The ambiguity set resides within a space of probability distributions and is chosen to be a ball of radius $\epsilon$ centered at $\widehat{\mathbb{P}}_N$. The metric of choice is the Wasserstein metric. Mathematically, the ambiguity set is defined as shown in $\ref{eq:wass_ball}$.

$$$$\mathbb{B}_\epsilon(\mathbb{\widehat{P}}_N) := \big\{ \mathbb{Q} \in \mathcal{M}(\Xi) : d_W (\mathbb{\widehat{P}}_N, \mathbb{Q}) \leq \epsilon \big\} \label{eq:wass_ball} \tag{5}$$$$

As proved in section 3 of the paper, solving $\ref{eq:dist_rob}$ with $\mathcal{\widehat{P}}_N$ set to $\mathbb{B}_\epsilon(\mathbb{\widehat{P}}_N)$ will provide finite sample performance guarantees of the type seen in $\ref{eq:perf_guarantee}$. Furthermore, given certain assumptions (see paper), as $N\to\infty$, the certificate $\widehat{J}_N$ approaches $J^\star$ (optimal value of $\ref{eq:main_prob}$) and the data-driven decision $\widehat{x}_N$ approaches the true optimal decision $x^\star$.

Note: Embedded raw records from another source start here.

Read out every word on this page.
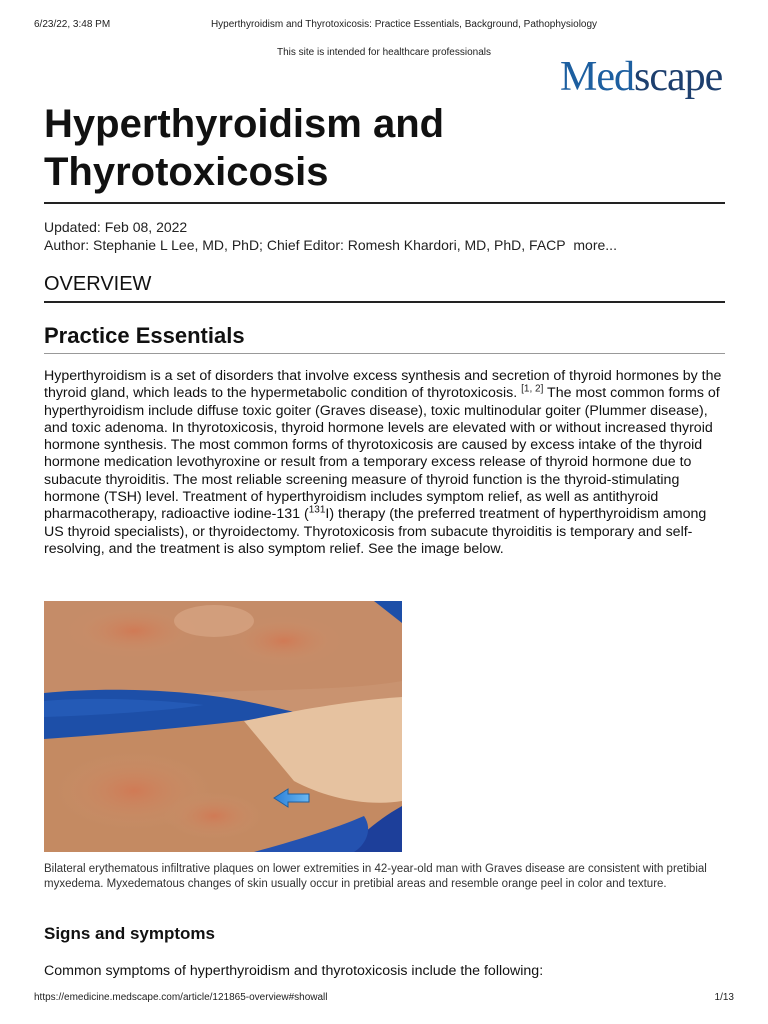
6/23/22, 3:48 PM	Hyperthyroidism and Thyrotoxicosis: Practice Essentials, Background, Pathophysiology
This site is intended for healthcare professionals
Medscape
Hyperthyroidism and
Thyrotoxicosis
Updated: Feb 08, 2022
Author: Stephanie L Lee, MD, PhD; Chief Editor: Romesh Khardori, MD, PhD, FACP more...
OVERVIEW
Practice Essentials

Hyperthyroidism is a set of disorders that involve excess synthesis and secretion of thyroid hormones by the thyroid gland, which leads to the hypermetabolic condition of thyrotoxicosis. [1, 2] The most common forms of hyperthyroidism include diffuse toxic goiter (Graves disease), toxic multinodular goiter (Plummer disease), and toxic adenoma. In thyrotoxicosis, thyroid hormone levels are elevated with or without increased thyroid hormone synthesis. The most common forms of thyrotoxicosis are caused by excess intake of the thyroid hormone medication levothyroxine or result from a temporary excess release of thyroid hormone due to subacute thyroiditis. The most reliable screening measure of thyroid function is the thyroid-stimulating hormone (TSH) level. Treatment of hyperthyroidism includes symptom relief, as well as antithyroid pharmacotherapy, radioactive iodine-131 ($^{131}$I) therapy (the preferred treatment of hyperthyroidism among US thyroid specialists), or thyroidectomy. Thyrotoxicosis from subacute thyroiditis is temporary and self-resolving, and the treatment is also symptom relief. See the image below.

Bilateral erythematous infiltrative plaques on lower extremities in 42-year-old man with Graves disease are consistent with pretibial myxedema. Myxedematous changes of skin usually occur in pretibial areas and resemble orange peel in color and texture.

Signs and symptoms

Common symptoms of hyperthyroidism and thyrotoxicosis include the following:

https://emedicine.medscape.com/article/121865-overview#showall	1/13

### Convex reduction of the worst-case expectation problem¶

The infinite dimensional maximization problem within $\ref{eq:dist_rob}$ can be reduced to a computationally tractable finite-dimensional convex program, given the following requirements are met:

1.) The uncertainty set $\Xi$ is convex and closed.

2.) The loss function is a point-wise maximum of more elementary functions, i.e. $l(\xi) := \underset{k\leq K}{\max} l_k(\xi)$, where $-l_k(\xi)$ are proper, convex, and lower semi-continuous for all $k\leq K$. Note the suppression of the loss function's dependence on $x$.

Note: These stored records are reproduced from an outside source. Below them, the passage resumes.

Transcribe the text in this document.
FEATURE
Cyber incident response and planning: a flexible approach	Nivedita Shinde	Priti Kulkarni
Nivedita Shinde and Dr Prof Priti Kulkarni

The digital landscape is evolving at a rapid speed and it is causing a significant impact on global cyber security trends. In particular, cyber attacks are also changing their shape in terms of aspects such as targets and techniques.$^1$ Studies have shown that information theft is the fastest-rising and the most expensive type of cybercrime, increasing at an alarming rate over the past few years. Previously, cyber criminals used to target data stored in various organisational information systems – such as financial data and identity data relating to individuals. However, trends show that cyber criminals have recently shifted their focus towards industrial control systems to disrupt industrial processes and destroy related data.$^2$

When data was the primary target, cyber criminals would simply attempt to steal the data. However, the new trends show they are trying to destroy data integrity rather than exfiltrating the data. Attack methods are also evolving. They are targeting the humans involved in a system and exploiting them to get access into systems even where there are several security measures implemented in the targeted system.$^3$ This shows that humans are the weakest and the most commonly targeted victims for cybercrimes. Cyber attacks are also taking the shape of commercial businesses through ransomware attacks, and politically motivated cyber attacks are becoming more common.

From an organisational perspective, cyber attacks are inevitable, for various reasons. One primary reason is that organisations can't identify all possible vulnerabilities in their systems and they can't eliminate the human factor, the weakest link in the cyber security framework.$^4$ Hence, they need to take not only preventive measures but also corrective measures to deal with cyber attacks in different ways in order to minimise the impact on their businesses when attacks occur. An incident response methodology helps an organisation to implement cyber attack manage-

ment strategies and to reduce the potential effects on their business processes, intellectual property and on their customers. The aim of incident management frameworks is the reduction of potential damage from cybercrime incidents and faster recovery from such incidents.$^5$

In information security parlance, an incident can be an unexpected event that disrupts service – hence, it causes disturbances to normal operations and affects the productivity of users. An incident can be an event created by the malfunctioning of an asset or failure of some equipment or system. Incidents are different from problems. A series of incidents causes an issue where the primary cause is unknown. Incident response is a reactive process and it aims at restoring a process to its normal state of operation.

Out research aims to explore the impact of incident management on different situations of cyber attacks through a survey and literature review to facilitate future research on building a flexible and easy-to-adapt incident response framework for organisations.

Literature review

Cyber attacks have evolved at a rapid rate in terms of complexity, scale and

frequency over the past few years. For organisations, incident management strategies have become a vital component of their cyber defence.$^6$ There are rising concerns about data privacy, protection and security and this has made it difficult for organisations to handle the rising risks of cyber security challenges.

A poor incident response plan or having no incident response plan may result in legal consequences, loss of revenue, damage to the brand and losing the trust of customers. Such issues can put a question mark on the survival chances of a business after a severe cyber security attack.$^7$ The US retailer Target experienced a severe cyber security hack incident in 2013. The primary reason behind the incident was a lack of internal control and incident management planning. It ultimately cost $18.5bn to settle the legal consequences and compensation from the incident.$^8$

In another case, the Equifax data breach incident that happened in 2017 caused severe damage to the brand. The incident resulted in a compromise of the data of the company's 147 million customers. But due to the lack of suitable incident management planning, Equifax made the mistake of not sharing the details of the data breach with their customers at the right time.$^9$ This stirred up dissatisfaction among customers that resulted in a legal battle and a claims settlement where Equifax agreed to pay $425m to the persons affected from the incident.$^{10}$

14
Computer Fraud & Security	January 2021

For problems that satisfy these requirements, the convex reduction is given in $\ref{eq:convex_red}$. \begin{align} & \underset{\lambda, s_i, z_{ik}, \nu_{ik}}{\inf} & & \lambda \epsilon + \frac{1}{N}\sum_{i=1}^{N}s_i & \nonumber \\ & \text{s.t.} & &[-l_k]^*(z_{ik} - \nu_{ik}) + \sigma_{\Xi}(\nu_{ik}) - \langle z_{ik},\widehat{\xi}_i\rangle \leq s_i & & \forall i\leq N , \forall k\leq K \label{eq:convex_red} \tag{6}\ \\ & & &\|z_{ik}\|_* \leq \lambda & & \forall i\leq N, \forall k\leq K \nonumber \\ \end{align}

where $[-l_k]^*$ denotes the conjugate of the negative $k^{\text{th}}$ component of the loss function, $\|z_{ik}\|_*$ is the dual norm corresponding to the norm used in defining the Wasserstein ball and $\sigma_\Xi$ is the support function for the uncertainty set.

# Mean risk Portfolio Optimization (Section 7.1 in paper)¶

Consider a market that forbids short-selling and has $m$ assets. Yearly returns of these assets are given by the random vector $\xi = [\xi_1, ..., \xi_m]^T$. The percentage weights (of the total capital) invested in each asset are given by the decision vector $x = [x_1, ..., x_m]^T$ where $x$ belongs to $\mathbb{X} = \{x \in \mathbb{R}_+^m : \sum^{m}_{i=1}x_i = 1\}$. We have to solve the problem stated in $\ref{eq:mean_risk_port}$.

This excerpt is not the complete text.